Eine unglaubliche Geschichte, oder? Aber wie sieht das aus, wenn wir uns den Wolf „einfach nur“ als einen – womöglich bis an die Zähne bewaffneten – Gegner vorstellen? Was passiert, wenn wir so jemandem ebenfalls bewaffnet und kampfbereit gegenüber treten? Es wird aller Wahrscheinlichkeit nach zum Kampf kommen. Aber wenn wir dafür sorgen, dass der andere keine Angst mehr vor uns zu haben braucht und für sein tägliches Auskommen gesorgt ist, dann sieht das schon anders aus.
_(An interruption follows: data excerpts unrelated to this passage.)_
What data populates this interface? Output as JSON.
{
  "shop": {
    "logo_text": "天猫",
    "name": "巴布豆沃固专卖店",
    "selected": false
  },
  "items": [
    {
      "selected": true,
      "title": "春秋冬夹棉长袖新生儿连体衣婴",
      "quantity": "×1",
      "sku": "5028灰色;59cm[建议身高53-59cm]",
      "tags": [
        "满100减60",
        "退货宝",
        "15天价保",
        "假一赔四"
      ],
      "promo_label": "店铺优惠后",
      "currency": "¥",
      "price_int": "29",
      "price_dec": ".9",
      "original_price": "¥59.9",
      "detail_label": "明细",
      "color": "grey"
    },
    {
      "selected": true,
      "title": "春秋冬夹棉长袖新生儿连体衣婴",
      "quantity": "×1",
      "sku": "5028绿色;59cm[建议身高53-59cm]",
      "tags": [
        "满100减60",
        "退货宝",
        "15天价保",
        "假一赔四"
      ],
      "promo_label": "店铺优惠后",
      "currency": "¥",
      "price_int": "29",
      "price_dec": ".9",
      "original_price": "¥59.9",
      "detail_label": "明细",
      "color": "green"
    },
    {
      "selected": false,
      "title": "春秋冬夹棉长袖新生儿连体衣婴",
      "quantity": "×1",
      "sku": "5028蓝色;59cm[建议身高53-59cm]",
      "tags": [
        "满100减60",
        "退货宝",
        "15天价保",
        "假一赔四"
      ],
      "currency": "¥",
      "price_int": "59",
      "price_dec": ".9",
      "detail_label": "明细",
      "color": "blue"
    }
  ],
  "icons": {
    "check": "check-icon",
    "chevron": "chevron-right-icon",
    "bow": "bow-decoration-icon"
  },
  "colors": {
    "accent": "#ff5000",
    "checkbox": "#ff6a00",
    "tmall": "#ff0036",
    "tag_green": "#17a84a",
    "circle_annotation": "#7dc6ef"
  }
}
Dann besteht die Möglichkeit einer „Zähmung“, einer Aussöhnung zwischen uns und unserem Gegner.
Ich denke diese Seite des Franziskus könnte uns auch heute im Umgang mit anderen Menschen im Privaten, in der Gesellschaft und auch in der Politik zum Vorbild dienen. Und die Geschichte ist dann gar nicht mehr so unglaublich.